A treatening email or phone call can be prosecuted but what one posts on their own blog is pretty difficult to do much about.
“Unless the blogosphere as one rises up in righteous anger and condemns without equivocation, without qualification, and without regard to ideology or party affiliation those who seek to sully this medium with the poisonous tactics of bullying, or threatening, or crossing over from the virtual world into the physical world in order to carry out vendettas against opponents, we will become a sideshow, a gaggle of carping, sniping, irrelevancies who deserved to be laughed at rather than taken seriously for our ideas or beliefs.”
I am quite prepared to stand against this behavior. I am disgusted by it. I also believe it is an example of why the extreme left is pushing itself into irrelevance; most people don’t want to be associated with that kind of public behavior.
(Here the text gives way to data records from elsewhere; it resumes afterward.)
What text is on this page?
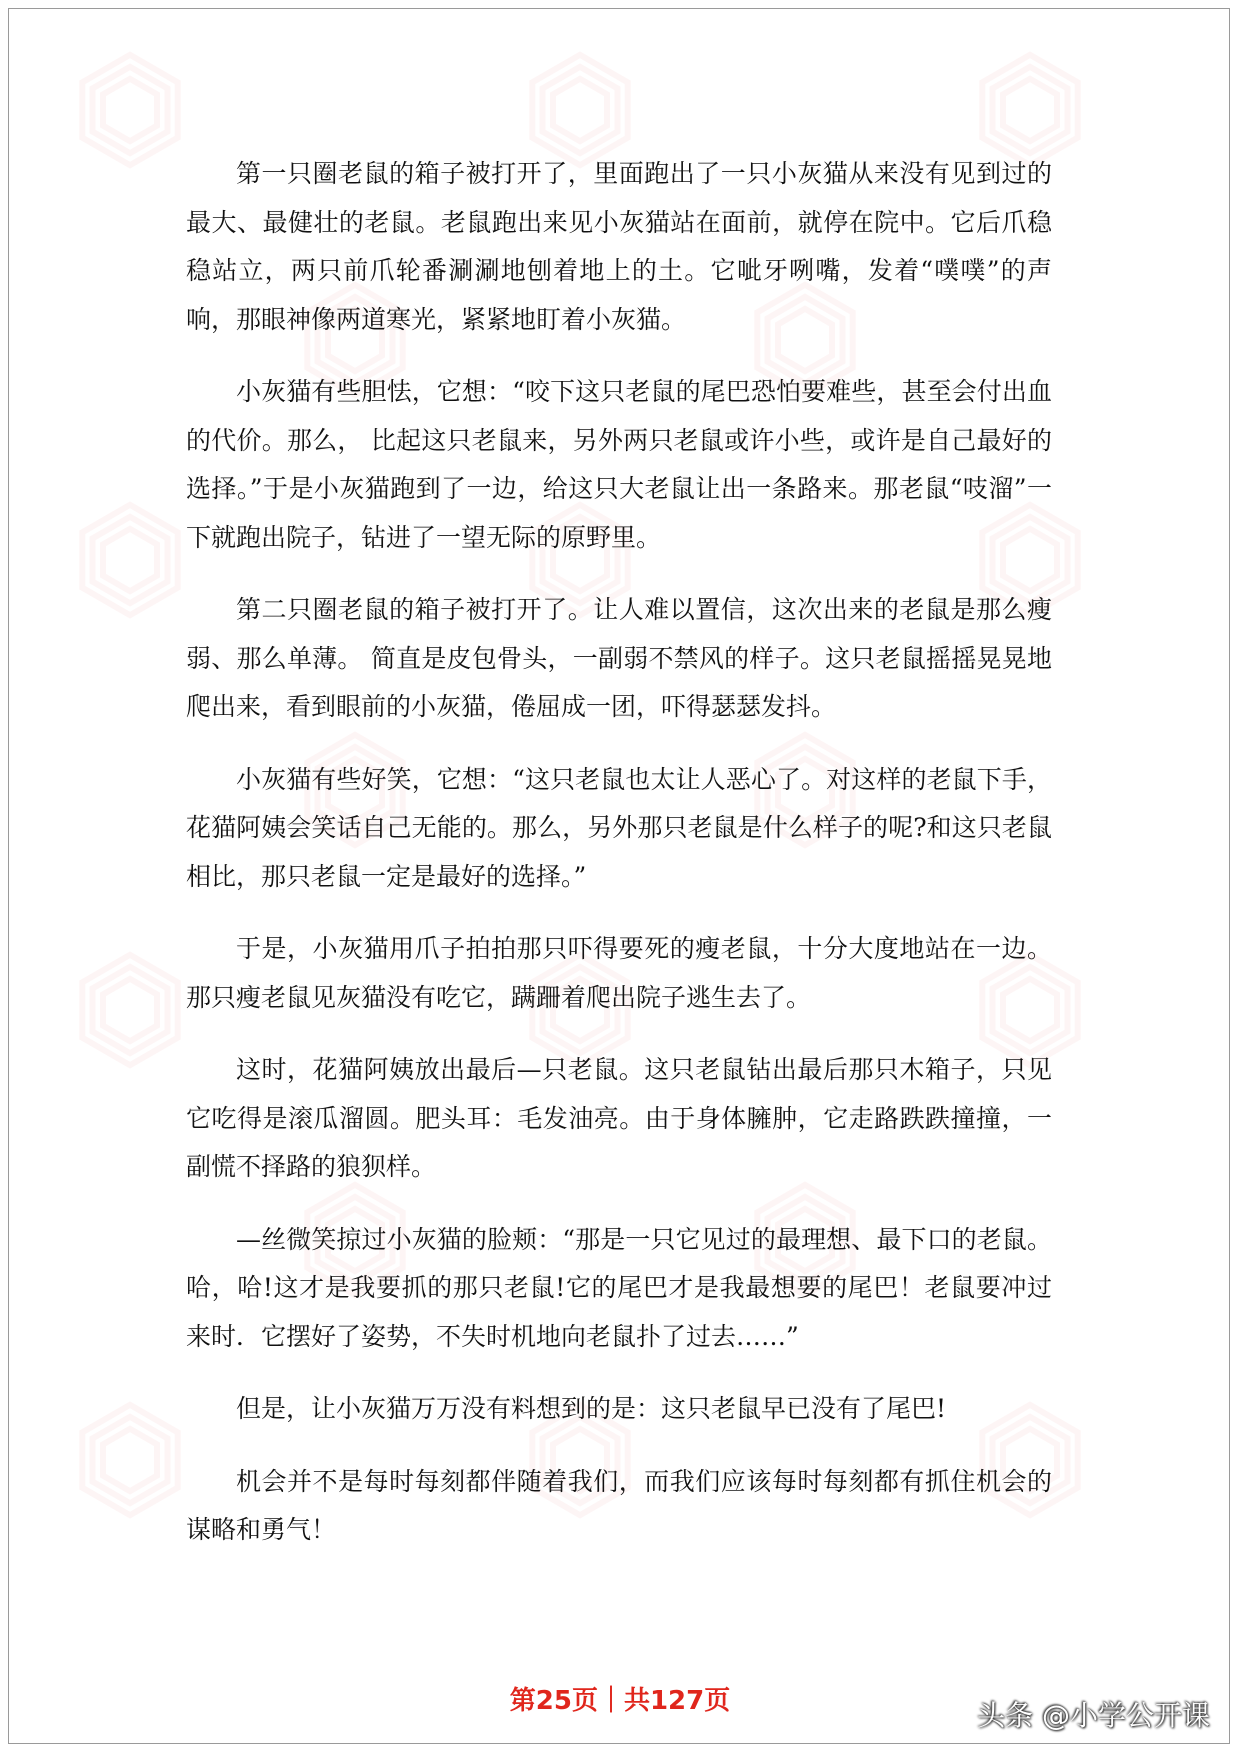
第一只圈老鼠的箱子被打开了，里面跑出了一只小灰猫从来没有见到过的最大、最健壮的老鼠。老鼠跑出来见小灰猫站在面前，就停在院中。它后爪稳稳站立，两只前爪轮番涮涮地刨着地上的土。它呲牙咧嘴，发着“噗噗”的声响，那眼神像两道寒光，紧紧地盯着小灰猫。

小灰猫有些胆怯，它想：“咬下这只老鼠的尾巴恐怕要难些，甚至会付出血的代价。那么， 比起这只老鼠来，另外两只老鼠或许小些，或许是自己最好的选择。”于是小灰猫跑到了一边，给这只大老鼠让出一条路来。那老鼠“吱溜”一下就跑出院子，钻进了一望无际的原野里。

第二只圈老鼠的箱子被打开了。让人难以置信，这次出来的老鼠是那么瘦弱、那么单薄。 简直是皮包骨头，一副弱不禁风的样子。这只老鼠摇摇晃晃地爬出来，看到眼前的小灰猫，倦屈成一团，吓得瑟瑟发抖。

小灰猫有些好笑，它想：“这只老鼠也太让人恶心了。对这样的老鼠下手，花猫阿姨会笑话自己无能的。那么，另外那只老鼠是什么样子的呢?和这只老鼠相比，那只老鼠一定是最好的选择。”

于是，小灰猫用爪子拍拍那只吓得要死的瘦老鼠，十分大度地站在一边。那只瘦老鼠见灰猫没有吃它，蹒跚着爬出院子逃生去了。

这时，花猫阿姨放出最后—只老鼠。这只老鼠钻出最后那只木箱子，只见它吃得是滚瓜溜圆。肥头耳：毛发油亮。由于身体臃肿，它走路跌跌撞撞，一副慌不择路的狼狈样。

—丝微笑掠过小灰猫的脸颊：“那是一只它见过的最理想、最下口的老鼠。哈，哈!这才是我要抓的那只老鼠!它的尾巴才是我最想要的尾巴！老鼠要冲过来时．它摆好了姿势，不失时机地向老鼠扑了过去……”

但是，让小灰猫万万没有料想到的是：这只老鼠早已没有了尾巴!

机会并不是每时每刻都伴随着我们，而我们应该每时每刻都有抓住机会的谋略和勇气！

第25页｜共127页	头条 @小学公开课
That kind of behavior isn’t sustainable and I believe we are witnessing the coming apart of the most extreme fringe elements of the left. Everyone is abandoning them, even the Clintons. Now if they can just get Dean out of his chair, they can begin to clean things up because I think this fringe sees Dean as their source of legitimacy. But I suppose if Dean is replaced we will hear a howl of how Rove, Cheney, Rumsfeld, Diebold, and Israel all conspired to “get him”.
8:06 pm
Most of the vitriol (and worse) are proffered and advocated by those that also offer their websites as safe harbor to their allies with whom they have found comfort in such language.
Conversations are out, and have been ‘out’ as far as these folks are concerned for a very long time. The web merely offers them the unfettered ability to say in a crass way that they’ve felt even before having such an unmoderated or uncontrolled evironment.
These types of people are not interested in any form of dialogue, or an exchange of ideas. I cannot fathom their motivation for the behavior they exhibit, and the moderating of certain forums will only limit (to a small degree) their ability to hurl their invective into cyberspace.
Water seeks its own level and these folks, like rioting/protesting crowds, always seem to find cameras and sympathetic journalists that give them a format for publicizing their stock & trade.
It just galls me that our GI’s have to defend them.
7:07 am
After reading your post and Patterico’s, the phrase that keeps sprining to mind is “there ought to be a law.” I’m with you that every decent member of the internet community should take a stand against this filth, but the problem is that Frisch isn’t a decent person and such appeals to decency will fall on deaf ears—or worse, exacerbate her activity. I am no fan of regulating the internet nor do I think we should pass endless legislation regulating the lives of our citizens, but then again on the other hand, why should citizens who are active on the internet be exempt from the laws that govern behavior in the “real” world? This seems to me the online equivalent of letters made up of things cut out of magazines and newspapers—they used to be a strategy for anonymous harassment, but now can be traced through various forensic means—just as sock puppetry is relatively easy to trace. In any event, Frisch’s behavior is escalating according to the time-honored pattern of deranged stalkers—she’s made contact with Jeff, gotten into his private life, initiated an intense exchange, started to establish relationships with his (cyber) friends—how long is it before she tries to make personal contact? I’m no expert on sociopathic psychology, but it seems to me an inevitable development unless legal action is taken. I’m glad to see Jeff has started down this road—I think what is needed in extreme cases such as this one is the online equivalent of a restraining order—something that’s more than just banning a troll.